Government officials say the new laws are necessary to take proactive measures to protect local critical information infrastructures and swiftly respond to threats and incidents.
The new laws would facilitate information sharing across critical sectors as well as help to monitor and manage national cybersecurity efforts and empower the Cyber Security Agency (CSA) to carry out its functions.
Among the bill’s key components was a regulatory framework targeted at CII owners, which formalized the duties of such providers in securing systems under their responsibility, including before a cybersecurity had occurred. The bill would detail CII owners’ responsibilities, which would include providing information on the technical architecture of the CII, carrying out regular risk assessments of the CII, complying with codes of practice, reporting of cybersecurity incidents.

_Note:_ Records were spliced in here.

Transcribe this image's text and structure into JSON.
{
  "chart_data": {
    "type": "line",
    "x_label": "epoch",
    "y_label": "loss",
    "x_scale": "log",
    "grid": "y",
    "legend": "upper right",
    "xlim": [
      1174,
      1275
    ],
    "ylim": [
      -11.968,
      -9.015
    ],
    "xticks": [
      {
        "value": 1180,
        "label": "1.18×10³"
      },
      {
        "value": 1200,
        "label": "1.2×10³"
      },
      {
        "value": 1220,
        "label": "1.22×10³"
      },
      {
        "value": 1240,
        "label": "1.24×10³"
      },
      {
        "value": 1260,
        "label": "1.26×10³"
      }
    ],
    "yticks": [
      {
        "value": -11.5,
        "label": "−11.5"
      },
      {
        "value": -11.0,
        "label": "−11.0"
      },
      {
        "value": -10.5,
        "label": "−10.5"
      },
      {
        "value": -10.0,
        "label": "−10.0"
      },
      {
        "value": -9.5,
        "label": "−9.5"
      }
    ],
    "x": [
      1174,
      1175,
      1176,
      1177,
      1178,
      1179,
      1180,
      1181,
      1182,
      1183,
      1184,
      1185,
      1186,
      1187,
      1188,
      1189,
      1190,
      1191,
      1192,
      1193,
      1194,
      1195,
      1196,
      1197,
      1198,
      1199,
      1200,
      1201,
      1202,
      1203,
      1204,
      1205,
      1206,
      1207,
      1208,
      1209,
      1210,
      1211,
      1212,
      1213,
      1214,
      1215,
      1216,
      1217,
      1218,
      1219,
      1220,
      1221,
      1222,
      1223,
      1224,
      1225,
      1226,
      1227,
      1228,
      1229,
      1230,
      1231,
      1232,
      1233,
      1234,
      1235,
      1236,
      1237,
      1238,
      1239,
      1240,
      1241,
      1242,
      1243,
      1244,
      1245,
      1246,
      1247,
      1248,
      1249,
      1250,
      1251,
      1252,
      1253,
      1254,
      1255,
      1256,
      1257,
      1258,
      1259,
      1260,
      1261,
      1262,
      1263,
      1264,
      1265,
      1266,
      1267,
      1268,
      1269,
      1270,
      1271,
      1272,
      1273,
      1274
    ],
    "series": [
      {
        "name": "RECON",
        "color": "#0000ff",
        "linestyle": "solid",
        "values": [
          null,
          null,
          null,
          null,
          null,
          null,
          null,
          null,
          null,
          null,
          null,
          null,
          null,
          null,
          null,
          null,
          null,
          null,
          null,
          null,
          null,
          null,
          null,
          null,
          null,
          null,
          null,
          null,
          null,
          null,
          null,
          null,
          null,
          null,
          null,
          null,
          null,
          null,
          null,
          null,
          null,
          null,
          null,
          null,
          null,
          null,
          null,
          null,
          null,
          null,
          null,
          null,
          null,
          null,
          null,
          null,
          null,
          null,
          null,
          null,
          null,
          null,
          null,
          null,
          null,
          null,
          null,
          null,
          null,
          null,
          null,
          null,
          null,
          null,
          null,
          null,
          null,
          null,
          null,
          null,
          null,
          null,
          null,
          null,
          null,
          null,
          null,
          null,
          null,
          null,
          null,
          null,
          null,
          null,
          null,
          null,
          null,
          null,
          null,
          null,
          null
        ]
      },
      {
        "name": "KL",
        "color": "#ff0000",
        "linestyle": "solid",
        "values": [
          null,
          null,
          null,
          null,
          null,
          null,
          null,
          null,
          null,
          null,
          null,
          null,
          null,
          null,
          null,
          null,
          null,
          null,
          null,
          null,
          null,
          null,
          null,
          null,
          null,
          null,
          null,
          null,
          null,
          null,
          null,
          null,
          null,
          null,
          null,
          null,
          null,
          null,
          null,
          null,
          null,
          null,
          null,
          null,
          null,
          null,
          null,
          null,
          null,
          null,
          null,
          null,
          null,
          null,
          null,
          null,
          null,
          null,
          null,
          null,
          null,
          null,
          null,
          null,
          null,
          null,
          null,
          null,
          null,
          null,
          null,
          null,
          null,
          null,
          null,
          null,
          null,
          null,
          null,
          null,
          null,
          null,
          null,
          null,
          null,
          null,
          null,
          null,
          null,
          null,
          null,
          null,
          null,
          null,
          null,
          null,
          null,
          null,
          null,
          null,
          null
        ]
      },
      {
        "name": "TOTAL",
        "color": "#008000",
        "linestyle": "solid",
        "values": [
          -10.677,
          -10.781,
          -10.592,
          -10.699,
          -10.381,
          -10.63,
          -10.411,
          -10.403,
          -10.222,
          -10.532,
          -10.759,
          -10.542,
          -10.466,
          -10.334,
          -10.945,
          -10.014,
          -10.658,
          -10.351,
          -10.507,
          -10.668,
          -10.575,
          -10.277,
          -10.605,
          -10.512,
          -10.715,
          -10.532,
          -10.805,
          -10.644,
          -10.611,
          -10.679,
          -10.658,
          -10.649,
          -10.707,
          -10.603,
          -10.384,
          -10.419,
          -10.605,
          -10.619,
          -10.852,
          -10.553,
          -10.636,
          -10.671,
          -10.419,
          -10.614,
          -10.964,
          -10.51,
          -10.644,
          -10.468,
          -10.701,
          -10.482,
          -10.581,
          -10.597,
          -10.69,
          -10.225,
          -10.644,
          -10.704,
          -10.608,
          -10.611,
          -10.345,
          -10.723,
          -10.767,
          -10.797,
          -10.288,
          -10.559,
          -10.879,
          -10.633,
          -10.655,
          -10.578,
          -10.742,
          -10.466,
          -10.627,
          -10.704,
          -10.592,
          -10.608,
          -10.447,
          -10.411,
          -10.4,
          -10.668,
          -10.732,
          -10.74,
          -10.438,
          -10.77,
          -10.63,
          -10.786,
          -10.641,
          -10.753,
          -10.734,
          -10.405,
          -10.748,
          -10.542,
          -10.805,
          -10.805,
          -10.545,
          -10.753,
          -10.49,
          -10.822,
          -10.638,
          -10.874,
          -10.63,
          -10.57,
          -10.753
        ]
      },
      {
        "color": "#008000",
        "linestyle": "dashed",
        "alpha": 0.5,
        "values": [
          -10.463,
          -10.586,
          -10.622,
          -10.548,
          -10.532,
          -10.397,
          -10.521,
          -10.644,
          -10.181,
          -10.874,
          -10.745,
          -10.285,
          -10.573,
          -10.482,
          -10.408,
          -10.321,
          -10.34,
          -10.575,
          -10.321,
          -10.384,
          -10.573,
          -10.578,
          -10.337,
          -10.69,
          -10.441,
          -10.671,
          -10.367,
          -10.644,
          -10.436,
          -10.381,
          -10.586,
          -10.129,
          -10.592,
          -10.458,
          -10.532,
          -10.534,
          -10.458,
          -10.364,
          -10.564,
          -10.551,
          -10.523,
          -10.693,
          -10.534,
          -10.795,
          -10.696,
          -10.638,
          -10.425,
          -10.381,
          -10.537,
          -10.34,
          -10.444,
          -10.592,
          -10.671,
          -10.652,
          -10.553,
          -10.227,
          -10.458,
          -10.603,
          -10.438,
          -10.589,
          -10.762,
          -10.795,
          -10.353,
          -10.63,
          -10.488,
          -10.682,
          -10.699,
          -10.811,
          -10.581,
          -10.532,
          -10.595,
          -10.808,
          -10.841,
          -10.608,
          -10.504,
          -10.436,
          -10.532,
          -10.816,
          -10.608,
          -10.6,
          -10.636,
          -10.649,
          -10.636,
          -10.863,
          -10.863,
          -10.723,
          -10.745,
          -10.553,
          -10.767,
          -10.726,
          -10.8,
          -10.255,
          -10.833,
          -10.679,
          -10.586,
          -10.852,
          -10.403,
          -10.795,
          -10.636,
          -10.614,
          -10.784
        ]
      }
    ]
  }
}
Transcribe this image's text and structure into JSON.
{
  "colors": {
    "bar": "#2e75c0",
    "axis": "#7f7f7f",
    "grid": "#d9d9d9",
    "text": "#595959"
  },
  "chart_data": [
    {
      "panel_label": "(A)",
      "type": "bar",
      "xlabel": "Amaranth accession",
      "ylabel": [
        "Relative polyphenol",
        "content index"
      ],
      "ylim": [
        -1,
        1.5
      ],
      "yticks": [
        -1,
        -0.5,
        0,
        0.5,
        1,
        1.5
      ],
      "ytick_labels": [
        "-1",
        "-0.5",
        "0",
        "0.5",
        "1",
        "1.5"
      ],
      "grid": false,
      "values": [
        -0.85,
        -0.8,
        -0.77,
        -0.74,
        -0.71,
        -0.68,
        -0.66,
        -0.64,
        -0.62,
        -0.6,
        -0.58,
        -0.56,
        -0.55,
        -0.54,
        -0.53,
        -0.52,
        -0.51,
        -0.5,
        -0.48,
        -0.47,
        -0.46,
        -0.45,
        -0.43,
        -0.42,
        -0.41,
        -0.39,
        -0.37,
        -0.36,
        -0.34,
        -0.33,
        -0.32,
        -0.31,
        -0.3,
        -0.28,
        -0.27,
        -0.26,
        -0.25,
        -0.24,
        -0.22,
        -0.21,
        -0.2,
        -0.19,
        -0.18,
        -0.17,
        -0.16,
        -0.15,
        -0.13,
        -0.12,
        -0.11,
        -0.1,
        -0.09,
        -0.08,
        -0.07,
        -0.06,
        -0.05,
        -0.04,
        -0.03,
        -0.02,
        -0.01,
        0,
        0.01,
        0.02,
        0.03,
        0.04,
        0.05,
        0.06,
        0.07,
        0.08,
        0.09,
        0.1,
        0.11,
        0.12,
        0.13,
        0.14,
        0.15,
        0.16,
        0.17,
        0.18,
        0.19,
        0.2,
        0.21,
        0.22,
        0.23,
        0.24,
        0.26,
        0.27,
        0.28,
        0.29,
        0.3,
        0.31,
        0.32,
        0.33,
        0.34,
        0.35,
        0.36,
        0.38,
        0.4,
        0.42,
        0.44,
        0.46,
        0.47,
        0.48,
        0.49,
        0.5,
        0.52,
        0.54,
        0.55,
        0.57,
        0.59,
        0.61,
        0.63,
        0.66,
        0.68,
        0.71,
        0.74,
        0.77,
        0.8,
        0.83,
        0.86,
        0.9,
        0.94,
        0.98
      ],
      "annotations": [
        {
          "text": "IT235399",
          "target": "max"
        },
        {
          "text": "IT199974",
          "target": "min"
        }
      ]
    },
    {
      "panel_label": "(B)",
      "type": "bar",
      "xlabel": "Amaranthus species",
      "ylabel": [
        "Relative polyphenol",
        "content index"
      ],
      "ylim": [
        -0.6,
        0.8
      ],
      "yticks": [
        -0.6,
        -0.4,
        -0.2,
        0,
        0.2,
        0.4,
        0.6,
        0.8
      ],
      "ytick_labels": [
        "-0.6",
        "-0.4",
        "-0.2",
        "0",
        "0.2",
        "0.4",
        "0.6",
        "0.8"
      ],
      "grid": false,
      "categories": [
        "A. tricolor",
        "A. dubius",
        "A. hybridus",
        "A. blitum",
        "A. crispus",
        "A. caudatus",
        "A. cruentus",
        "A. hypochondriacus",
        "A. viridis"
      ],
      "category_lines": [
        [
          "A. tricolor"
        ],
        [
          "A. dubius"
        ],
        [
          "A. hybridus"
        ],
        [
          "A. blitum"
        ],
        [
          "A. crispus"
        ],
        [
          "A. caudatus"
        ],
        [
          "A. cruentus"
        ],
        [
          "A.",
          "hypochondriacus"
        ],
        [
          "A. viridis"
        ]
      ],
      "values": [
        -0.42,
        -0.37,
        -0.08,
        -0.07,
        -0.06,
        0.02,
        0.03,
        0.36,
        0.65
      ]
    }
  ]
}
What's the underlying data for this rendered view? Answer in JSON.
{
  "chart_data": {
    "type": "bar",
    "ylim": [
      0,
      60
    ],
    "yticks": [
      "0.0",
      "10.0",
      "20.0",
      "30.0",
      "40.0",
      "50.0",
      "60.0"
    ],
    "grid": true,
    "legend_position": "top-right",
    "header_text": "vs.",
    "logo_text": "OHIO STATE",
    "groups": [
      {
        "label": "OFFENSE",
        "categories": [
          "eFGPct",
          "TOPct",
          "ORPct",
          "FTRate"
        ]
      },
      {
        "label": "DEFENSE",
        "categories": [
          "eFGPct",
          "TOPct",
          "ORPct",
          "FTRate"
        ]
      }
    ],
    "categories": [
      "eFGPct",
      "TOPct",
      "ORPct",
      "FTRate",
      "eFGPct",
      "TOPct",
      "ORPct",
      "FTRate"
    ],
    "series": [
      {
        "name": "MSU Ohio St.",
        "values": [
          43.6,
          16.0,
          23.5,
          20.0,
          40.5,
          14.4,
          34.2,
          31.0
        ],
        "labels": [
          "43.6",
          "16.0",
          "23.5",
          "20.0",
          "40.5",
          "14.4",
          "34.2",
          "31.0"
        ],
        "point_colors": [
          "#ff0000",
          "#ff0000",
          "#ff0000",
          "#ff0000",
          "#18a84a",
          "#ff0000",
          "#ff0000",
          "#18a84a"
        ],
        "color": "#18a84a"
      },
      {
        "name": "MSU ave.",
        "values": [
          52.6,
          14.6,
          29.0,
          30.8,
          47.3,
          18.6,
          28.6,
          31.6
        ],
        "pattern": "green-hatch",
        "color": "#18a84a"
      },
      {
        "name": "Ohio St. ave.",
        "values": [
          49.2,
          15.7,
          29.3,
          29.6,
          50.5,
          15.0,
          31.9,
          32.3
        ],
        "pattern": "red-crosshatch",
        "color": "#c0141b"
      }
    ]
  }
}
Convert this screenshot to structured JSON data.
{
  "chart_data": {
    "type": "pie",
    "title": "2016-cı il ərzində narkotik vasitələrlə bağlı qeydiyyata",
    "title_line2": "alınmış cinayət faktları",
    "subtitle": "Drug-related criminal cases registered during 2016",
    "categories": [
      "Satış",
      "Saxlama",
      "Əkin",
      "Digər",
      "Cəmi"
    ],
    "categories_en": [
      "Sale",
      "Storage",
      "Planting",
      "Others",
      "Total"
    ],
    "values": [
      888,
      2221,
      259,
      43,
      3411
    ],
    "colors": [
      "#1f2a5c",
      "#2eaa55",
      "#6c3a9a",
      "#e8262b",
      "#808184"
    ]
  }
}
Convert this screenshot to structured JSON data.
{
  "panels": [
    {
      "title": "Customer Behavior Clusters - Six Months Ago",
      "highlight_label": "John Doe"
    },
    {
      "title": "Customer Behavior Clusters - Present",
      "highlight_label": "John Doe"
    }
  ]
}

The bill also would provide “specific powers” to CSA officers so they could more quickly deal with cybersecurity threats. The new laws also would offer a framework to facilitate the sharing of information with and by CSA officers, for the purpose of “preventing, detecting, countering or investigating” cybersecurity threats or incidents.
The bill would also introduce a licensing model for the regulation of selected cybersecurity services providers, including those that offered penetration testing as well as managed security operations centre (SOC) services. According to the proposed bill, “no person [may] carry out or perform licensable investigative cybersecurity service without license”.